In silico model of mechano-biochemical bone remodeling characterizes the therapeutic effects of osteoporosis drugs depending on the action mechanism

Abstract

Osteoporosis stems from an imbalance between bone resorption and formation during bone remodeling, a mechano-biochemical coupling event that intercellular signaling regulates among the bone cells in response to the mechanical environment. Osteoporosis treatment necessitates the modulation of impaired bone remodeling by drug administration to restore an appropriate balance in bone resorption–formation. Characterizing the therapeutic effects of osteoporosis drugs based on their molecular mechanisms of action is crucial to prevent adverse effects and improve the therapeutic efficacy. Herein, we characterized the therapeutic effects of osteoporosis drugs using an in silico model of mechano-biochemical bone remodeling, enabling examination of its spatial and temporal behaviors.

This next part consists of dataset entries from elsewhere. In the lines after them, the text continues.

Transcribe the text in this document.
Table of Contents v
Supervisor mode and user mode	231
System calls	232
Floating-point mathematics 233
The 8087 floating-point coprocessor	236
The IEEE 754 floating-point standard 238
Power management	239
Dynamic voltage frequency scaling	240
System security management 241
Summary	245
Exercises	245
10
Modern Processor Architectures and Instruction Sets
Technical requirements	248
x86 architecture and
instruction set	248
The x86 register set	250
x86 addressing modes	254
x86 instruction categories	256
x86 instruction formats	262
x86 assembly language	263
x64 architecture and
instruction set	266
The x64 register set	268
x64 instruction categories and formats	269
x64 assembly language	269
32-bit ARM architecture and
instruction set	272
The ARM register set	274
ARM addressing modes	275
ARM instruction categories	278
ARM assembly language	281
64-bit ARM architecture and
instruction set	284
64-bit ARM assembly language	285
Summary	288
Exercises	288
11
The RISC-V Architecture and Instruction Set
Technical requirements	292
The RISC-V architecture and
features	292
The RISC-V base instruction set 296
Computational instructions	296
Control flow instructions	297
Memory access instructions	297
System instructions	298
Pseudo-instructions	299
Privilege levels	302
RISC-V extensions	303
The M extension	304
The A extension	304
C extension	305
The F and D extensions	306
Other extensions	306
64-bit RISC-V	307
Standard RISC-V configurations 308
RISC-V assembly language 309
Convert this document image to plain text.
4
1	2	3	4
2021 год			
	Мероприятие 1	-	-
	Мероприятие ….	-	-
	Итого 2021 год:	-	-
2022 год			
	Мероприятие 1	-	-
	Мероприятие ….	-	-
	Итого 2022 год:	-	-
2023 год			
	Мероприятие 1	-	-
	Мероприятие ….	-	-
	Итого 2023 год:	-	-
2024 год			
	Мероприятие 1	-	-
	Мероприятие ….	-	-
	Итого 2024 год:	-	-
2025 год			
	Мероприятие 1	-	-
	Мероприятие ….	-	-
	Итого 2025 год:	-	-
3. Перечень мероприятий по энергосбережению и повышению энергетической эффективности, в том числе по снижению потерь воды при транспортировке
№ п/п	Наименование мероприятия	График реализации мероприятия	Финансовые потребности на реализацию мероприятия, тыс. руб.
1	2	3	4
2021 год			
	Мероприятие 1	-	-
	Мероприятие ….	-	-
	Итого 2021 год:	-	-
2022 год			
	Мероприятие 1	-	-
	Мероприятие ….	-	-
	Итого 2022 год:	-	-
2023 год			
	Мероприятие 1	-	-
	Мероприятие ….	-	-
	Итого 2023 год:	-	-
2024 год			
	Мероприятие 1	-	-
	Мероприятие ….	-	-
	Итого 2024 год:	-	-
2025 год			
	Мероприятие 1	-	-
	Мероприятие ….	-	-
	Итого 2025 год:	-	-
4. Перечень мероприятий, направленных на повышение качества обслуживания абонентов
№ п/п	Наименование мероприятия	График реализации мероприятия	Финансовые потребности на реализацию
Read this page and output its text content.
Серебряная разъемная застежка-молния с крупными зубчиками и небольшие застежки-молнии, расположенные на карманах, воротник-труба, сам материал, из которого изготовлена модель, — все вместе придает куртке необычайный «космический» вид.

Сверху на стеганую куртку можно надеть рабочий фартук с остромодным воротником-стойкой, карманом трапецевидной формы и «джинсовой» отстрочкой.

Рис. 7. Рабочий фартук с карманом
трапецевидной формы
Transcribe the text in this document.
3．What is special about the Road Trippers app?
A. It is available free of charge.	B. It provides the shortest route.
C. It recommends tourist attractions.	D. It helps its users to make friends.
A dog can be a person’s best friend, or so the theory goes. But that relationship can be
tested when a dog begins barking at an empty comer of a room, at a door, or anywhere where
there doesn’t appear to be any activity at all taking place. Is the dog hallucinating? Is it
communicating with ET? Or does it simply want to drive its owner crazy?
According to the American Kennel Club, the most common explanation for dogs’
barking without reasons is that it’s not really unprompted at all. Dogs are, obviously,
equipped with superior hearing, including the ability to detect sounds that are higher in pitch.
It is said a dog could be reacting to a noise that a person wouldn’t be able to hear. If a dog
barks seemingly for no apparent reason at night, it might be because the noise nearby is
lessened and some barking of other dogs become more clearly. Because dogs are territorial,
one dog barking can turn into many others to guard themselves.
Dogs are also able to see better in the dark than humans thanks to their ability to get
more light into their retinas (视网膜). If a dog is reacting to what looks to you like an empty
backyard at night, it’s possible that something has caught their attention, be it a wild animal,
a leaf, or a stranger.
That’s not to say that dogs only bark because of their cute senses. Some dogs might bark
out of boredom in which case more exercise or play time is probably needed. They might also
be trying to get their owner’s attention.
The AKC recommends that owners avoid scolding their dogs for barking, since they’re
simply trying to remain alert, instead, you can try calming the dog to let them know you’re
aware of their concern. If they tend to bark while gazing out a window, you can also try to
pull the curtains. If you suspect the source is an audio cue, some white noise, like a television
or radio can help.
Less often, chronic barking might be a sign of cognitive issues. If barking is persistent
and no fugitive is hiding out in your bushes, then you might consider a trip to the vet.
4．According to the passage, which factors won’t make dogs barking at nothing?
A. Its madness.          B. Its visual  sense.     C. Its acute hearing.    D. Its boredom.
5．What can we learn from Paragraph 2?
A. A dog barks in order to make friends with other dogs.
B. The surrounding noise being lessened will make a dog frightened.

We conducted computer simulations to assess osteoporosis drug treatments using two drugs with different mechanisms of action: an anti-receptor activator of nuclear factor-κB ligand (RANKL) antibody (denosumab) and a RANKL production inhibitor. Both drugs restored functionally-adapted trabecular bone morphology when dosages were appropriately adjusted. However, denosumab exhibited more stable therapeutic effects despite dosage changes in osteoporosis treatment. Thus, our medication simulation effectively depicted the therapeutic effects of osteoporosis drugs, illustrating their efficacy based on their mechanisms of action. We expect that medication simulations utilizing an in silico model of mechano-biochemical bone remodeling will expedite the drug discovery process by thoroughly analyzing molecular, cellular, tissue, and organ dynamics during drug treatment.